Today’s Question: Could you expand on how you exposed for your Milky Way photo on page 48 of the November 2014 issue of Pixology magazine?

Tim’s Quick Answer: The photo referred to in today’s question features a rock formation near Castle Valley, Utah, with the Milky Way in the night sky. The image was captured with a 24mm lens focal length at an aperture of f/4 and a shutter speed of 15 seconds at 6400 ISO.

More Detail: You can view the photo referred to in today’s question on my 500px page here:

The first key to capturing a photo of the Milky Way is to determine the time that the Milky Way will be visible in your area, and to make sure that this time will be at night with a clear sky. It is also helpful if the appearance of the Milky Way will coincide with a time of night when the moon is not going to be above the horizon, or when there is a new moon, so that the light from the moon doesn’t interfere with your exposure. It is also important to be as far away from bright lights (such as towns and cities) so the overall sky will be as dark as possible.

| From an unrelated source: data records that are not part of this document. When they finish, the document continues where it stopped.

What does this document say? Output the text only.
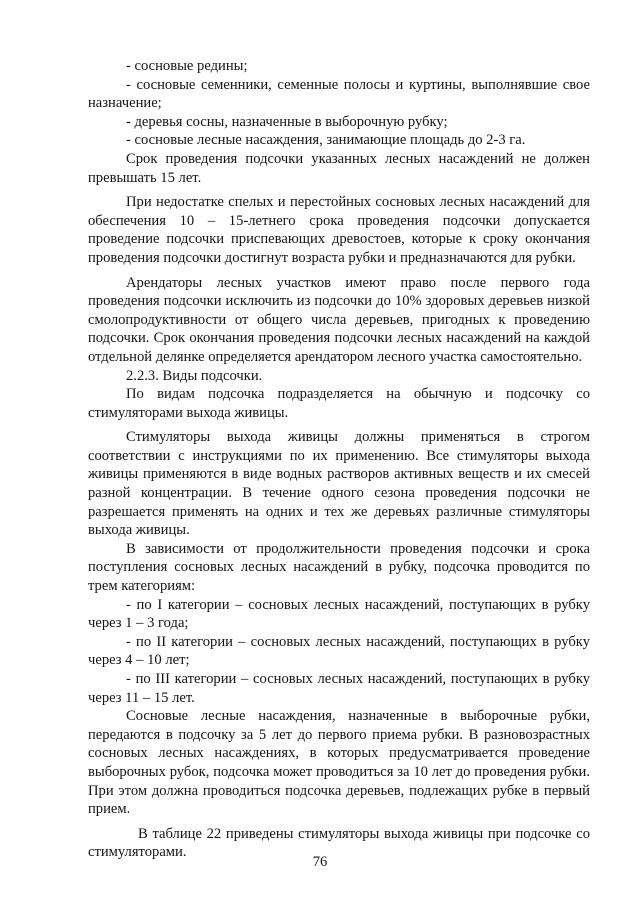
- сосновые редины;

- сосновые семенники, семенные полосы и куртины, выполнявшие свое назначение;

- деревья сосны, назначенные в выборочную рубку;

- сосновые лесные насаждения, занимающие площадь до 2-3 га.

Срок проведения подсочки указанных лесных насаждений не должен превышать 15 лет.

При недостатке спелых и перестойных сосновых лесных насаждений для обеспечения 10 – 15-летнего срока проведения подсочки допускается проведение подсочки приспевающих древостоев, которые к сроку окончания проведения подсочки достигнут возраста рубки и предназначаются для рубки.

Арендаторы лесных участков имеют право после первого года проведения подсочки исключить из подсочки до 10% здоровых деревьев низкой смолопродуктивности от общего числа деревьев, пригодных к проведению подсочки. Срок окончания проведения подсочки лесных насаждений на каждой отдельной делянке определяется арендатором лесного участка самостоятельно.

2.2.3. Виды подсочки.

По видам подсочка подразделяется на обычную и подсочку со стимуляторами выхода живицы.

Стимуляторы выхода живицы должны применяться в строгом соответствии с инструкциями по их применению. Все стимуляторы выхода живицы применяются в виде водных растворов активных веществ и их смесей разной концентрации. В течение одного сезона проведения подсочки не разрешается применять на одних и тех же деревьях различные стимуляторы выхода живицы.

В зависимости от продолжительности проведения подсочки и срока поступления сосновых лесных насаждений в рубку, подсочка проводится по трем категориям:

- по I категории – сосновых лесных насаждений, поступающих в рубку через 1 – 3 года;

- по II категории – сосновых лесных насаждений, поступающих в рубку через 4 – 10 лет;

- по III категории – сосновых лесных насаждений, поступающих в рубку через 11 – 15 лет.

Сосновые лесные насаждения, назначенные в выборочные рубки, передаются в подсочку за 5 лет до первого приема рубки. В разновозрастных сосновых лесных насаждениях, в которых предусматривается проведение выборочных рубок, подсочка может проводиться за 10 лет до проведения рубки. При этом должна проводиться подсочка деревьев, подлежащих рубке в первый прием.

В таблице 22 приведены стимуляторы выхода живицы при подсочке со стимуляторами.

76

I then typically aim for a 15-second exposure, in large part to minimize the appearance of any star movement. The actual limit of your exposure duration is determined by the focal length of the lens, and you can employ a longer exposure if you are using a lens with a shorter focal length.

One of the most challenging this to achieve with a night shot such as this is accurate focus. In theory you just want to set the lens to focus at infinity, but in my experience this often does not produce the best results. I prefer to use the live view display on the camera, zoomed in on some stars, so that I can use that as the basis of establishing a manual focus adjustment. Of course, even with exposure simulation in the live view display it can be very difficult to see the stars and achieve optimal focus.

Naturally you’ll need to employ a tripod, and I also recommend using a cable release to ensure you don’t impart movement to the camera when triggering the exposure and to make it a little easier to work.

A good foreground element silhouetted against the sky can also add a degree of interest to a photo that includes the Milky Way. Most important, you should have some fun and enjoy your time out among a darkened landscape when photographing the night sky.